1. Field of the Invention
The present invention relates to an electroluminescence (EL) device, in particular, an improvement in moisture and gas resistance.
The present invention also relates to a method for manufacturing such an EL device.
2. Description of the Related Art
Up to now, EL devices, for example, inorganic or organic EL devices have been widely put into practical use as displays for thin, lightweight portable devices or illuminators on account of being self-luminous and capable of providing a high-luminance screen. The EL device has a structure in which an EL element is formed on a substrate, the EL element having a pair of electrode layers, at least one of which constitutes a transparent electrode, and a light emitting layer interposed between the electrode layers.
As regards this type of EL device, there is a possibility that the light emitting layer or the electrode layer of the EL element is damaged by intrusion of oxygen or other gases, moisture, etc. to deteriorate an image quality or shorten a lifetime.
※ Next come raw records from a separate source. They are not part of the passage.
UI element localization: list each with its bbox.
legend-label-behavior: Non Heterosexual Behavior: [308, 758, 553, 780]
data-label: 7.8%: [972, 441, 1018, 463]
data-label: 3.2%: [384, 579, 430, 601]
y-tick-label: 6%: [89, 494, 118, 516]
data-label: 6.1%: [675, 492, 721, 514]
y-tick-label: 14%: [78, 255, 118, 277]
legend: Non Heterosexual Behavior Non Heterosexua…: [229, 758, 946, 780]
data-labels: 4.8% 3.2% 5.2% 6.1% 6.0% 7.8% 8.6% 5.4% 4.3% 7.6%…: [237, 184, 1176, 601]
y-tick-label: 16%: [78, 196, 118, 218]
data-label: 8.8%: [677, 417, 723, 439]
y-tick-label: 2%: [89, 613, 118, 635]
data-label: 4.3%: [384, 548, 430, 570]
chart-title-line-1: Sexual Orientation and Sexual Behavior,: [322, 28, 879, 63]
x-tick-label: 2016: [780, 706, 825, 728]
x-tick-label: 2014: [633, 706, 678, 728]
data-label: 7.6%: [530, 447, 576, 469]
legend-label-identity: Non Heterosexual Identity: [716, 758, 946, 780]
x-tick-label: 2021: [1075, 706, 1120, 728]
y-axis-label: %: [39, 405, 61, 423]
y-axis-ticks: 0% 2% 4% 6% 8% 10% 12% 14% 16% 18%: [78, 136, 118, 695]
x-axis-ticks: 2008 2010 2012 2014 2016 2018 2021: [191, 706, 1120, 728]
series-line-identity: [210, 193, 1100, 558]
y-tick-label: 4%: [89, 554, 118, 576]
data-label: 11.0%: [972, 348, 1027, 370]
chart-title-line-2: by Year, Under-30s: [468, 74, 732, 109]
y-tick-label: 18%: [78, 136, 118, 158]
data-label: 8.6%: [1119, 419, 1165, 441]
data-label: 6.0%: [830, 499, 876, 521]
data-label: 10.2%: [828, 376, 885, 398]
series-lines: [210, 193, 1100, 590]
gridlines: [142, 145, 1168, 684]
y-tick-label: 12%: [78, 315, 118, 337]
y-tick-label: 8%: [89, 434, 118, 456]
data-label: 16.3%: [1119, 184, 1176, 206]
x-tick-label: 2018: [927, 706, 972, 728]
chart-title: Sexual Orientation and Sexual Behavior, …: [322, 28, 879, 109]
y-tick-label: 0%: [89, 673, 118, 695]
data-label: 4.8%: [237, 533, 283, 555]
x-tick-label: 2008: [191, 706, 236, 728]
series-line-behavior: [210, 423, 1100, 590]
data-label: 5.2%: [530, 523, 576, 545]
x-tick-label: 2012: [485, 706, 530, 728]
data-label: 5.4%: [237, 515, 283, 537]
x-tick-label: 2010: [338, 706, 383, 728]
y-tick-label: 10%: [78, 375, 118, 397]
To cope with this, it has been proposed to cover the surface of the EL element with a protective film for avoiding the intrusion of oxygen or other gases, moisture, etc. from the outside.
For example, JP 2002-222691 A discloses a technique for applying polysilazane to the surface of an EL element to form a silica film or silica-based film as a protective film. In addition, JP 3170542 B discloses an organic EL element on the surface of which an inorganic amorphous film selected from the group consisting of an α-Si film, an α-SiC film, an α-SiN film, and an α-C film is formed as a protective film by plasma CVD and the like methods.
Further, JP 2003-118030 A discloses an EL device prepared by forming a gas barrier layer on the surface of an organic base material through a dry process and in addition, forming a cured substance layer made of a cured substance of a polysilazane-containing composition on the surface of the gas barrier layer through a wet process, and arranging the base material on the surface of the EL element.
However, if aiming at directly applying polysilazane onto the surface of the EL element to form a silica film etc. as proposed in JP 2002-222691 A, an electrode layer or light emitting layer of the EL element is in danger of being damaged by a solvent in the applied polysilazane solution. In the case of forming a film by plasma CVD etc. as proposed in JP 3170542 B, the film formed through the plasma CVD is limited of its throwing power. For example, if foreign matters exist on the surface of the EL element, the foreign matters cannot be completely covered with an inorganic amorphous film and uncovered portions may allow the intrusion of oxygen or other gases, moisture, etc. Such intrusion of oxygen or other gases, moisture, etc. in the EL element induces deterioration of the light emitting layer, causing dark spots that may grow as time goes by.
Further, assuming that the gas barrier layer and the cured substance layer are formed on the surface of the organic base material and the base material is arranged on the surface of the EL element as proposed in JP 2003-118030 A, the following problems arise. That is, the above arrangement complicates a structure of the EL device with a larger thickness as well as a manufacturing process therefor.